Mãe de três filhos, Mariselma também é líder do Comitê de Agronegócio do Grupo Mulheres do Brasil, presidido por Luiza Trajano, e presidente do capítulo brasileiro da Aliança Internacional das Mulheres do Café (IWCA, em inglês). Presente em 35 países, a IWCA nasceu do encontro de mulheres da indústria do café dos Estados Unidos com produtoras da Nicarágua. Atualmente, atua na promoção da sustentabilidade nas lavouras e na formação de mulheres.
No Brasil, a organização se divide em dez subcapítulos, cujas líderes conectam produtoras locais a outras mulheres na busca por soluções para o setor.

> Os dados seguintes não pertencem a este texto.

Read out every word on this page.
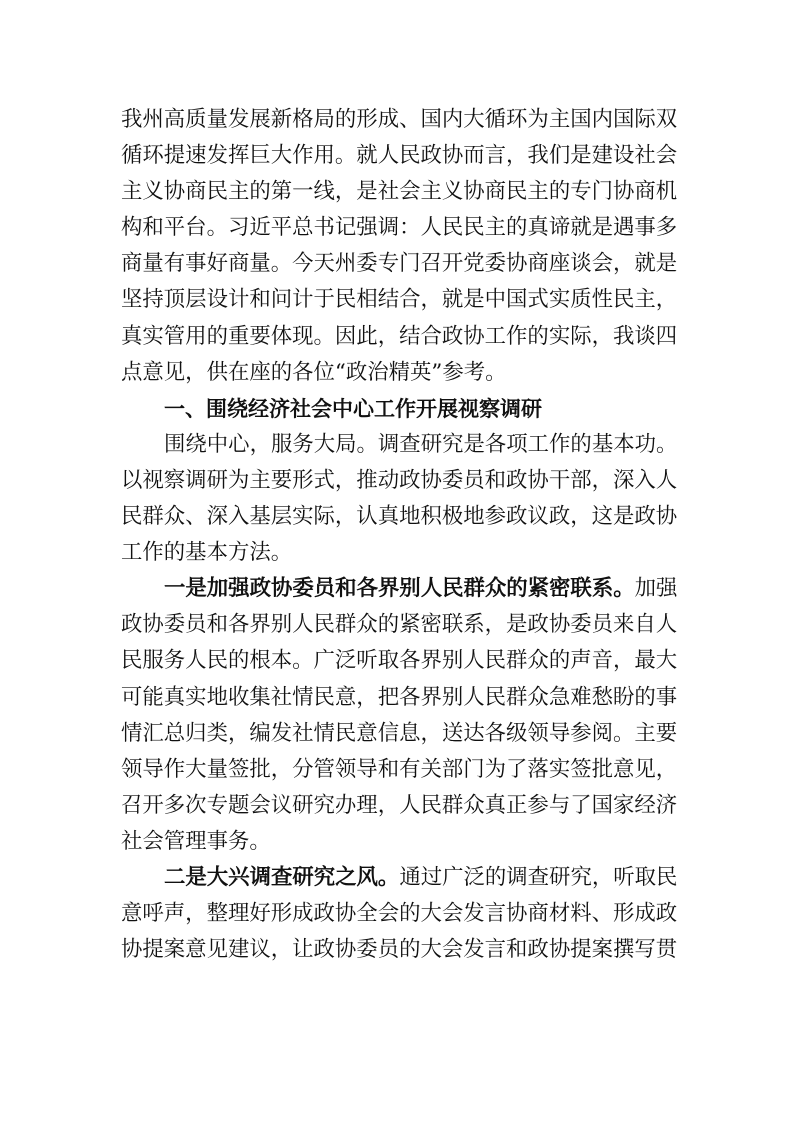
我州高质量发展新格局的形成、国内大循环为主国内国际双
循环提速发挥巨大作用。就人民政协而言，我们是建设社会
主义协商民主的第一线，是社会主义协商民主的专门协商机
构和平台。习近平总书记强调：人民民主的真谛就是遇事多
商量有事好商量。今天州委专门召开党委协商座谈会，就是
坚持顶层设计和问计于民相结合，就是中国式实质性民主，
真实管用的重要体现。因此，结合政协工作的实际，我谈四
点意见，供在座的各位“政治精英”参考。
一、围绕经济社会中心工作开展视察调研
围绕中心，服务大局。调查研究是各项工作的基本功。
以视察调研为主要形式，推动政协委员和政协干部，深入人
民群众、深入基层实际，认真地积极地参政议政，这是政协
工作的基本方法。
一是加强政协委员和各界别人民群众的紧密联系。加强
政协委员和各界别人民群众的紧密联系，是政协委员来自人
民服务人民的根本。广泛听取各界别人民群众的声音，最大
可能真实地收集社情民意，把各界别人民群众急难愁盼的事
情汇总归类，编发社情民意信息，送达各级领导参阅。主要
领导作大量签批，分管领导和有关部门为了落实签批意见，
召开多次专题会议研究办理，人民群众真正参与了国家经济
社会管理事务。
二是大兴调查研究之风。通过广泛的调查研究，听取民
意呼声，整理好形成政协全会的大会发言协商材料、形成政
协提案意见建议，让政协委员的大会发言和政协提案撰写贯
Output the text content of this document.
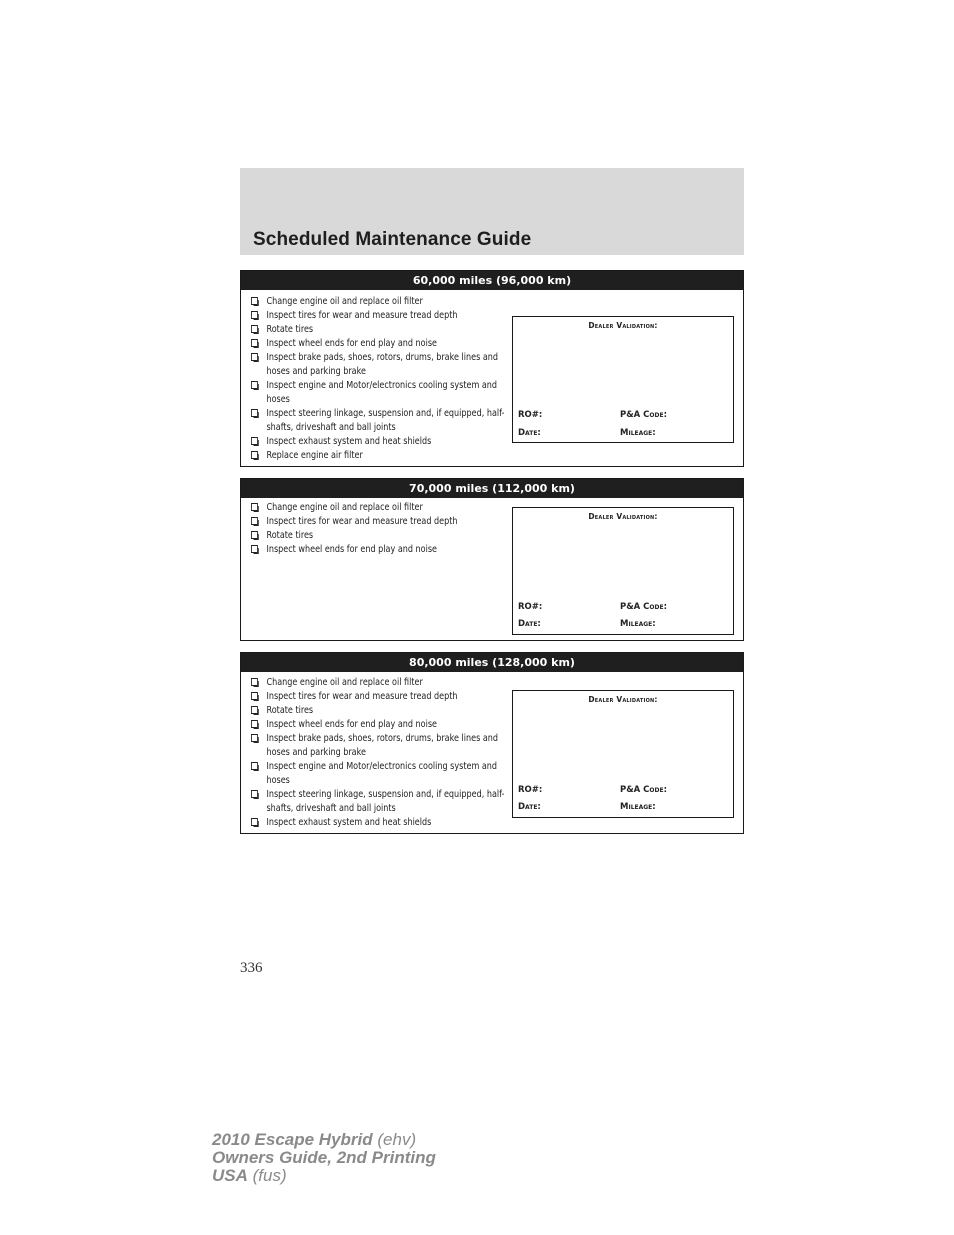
Scheduled Maintenance Guide
60,000 miles (96,000 km)
Change engine oil and replace oil filter
Inspect tires for wear and measure tread depth
Rotate tires
Inspect wheel ends for end play and noise
Inspect brake pads, shoes, rotors, drums, brake lines and hoses and parking brake
Inspect engine and Motor/electronics cooling system and hoses
Inspect steering linkage, suspension and, if equipped, half-shafts, driveshaft and ball joints
Inspect exhaust system and heat shields
Replace engine air filter
Dealer Validation:
RO#:	P&A Code:
Date:	Mileage:
70,000 miles (112,000 km)
Change engine oil and replace oil filter
Inspect tires for wear and measure tread depth
Rotate tires
Inspect wheel ends for end play and noise
Dealer Validation:
RO#:	P&A Code:
Date:	Mileage:
80,000 miles (128,000 km)
Change engine oil and replace oil filter
Inspect tires for wear and measure tread depth
Rotate tires
Inspect wheel ends for end play and noise
Inspect brake pads, shoes, rotors, drums, brake lines and hoses and parking brake
Inspect engine and Motor/electronics cooling system and hoses
Inspect steering linkage, suspension and, if equipped, half-shafts, driveshaft and ball joints
Inspect exhaust system and heat shields
Dealer Validation:
RO#:	P&A Code:
Date:	Mileage:
336
2010 Escape Hybrid (ehv)
Owners Guide, 2nd Printing
USA (fus)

Produtora há 24 anos, Mariselma defende maior diversidade de gênero no campo. Não por acaso, presta consultorias sobre equidade de gênero e participa há 12 anos da IWCA Brasil, acompanhando a ascensão de outras colegas. “Quando fortalecemos uma mulher, também a incentivamos a sentir-se dona daquele local e protagonista de sua história. Hoje, as associadas da IWCA estão cada vez mais preparadas para gerir desde o plantio até a comercialização”, destaca.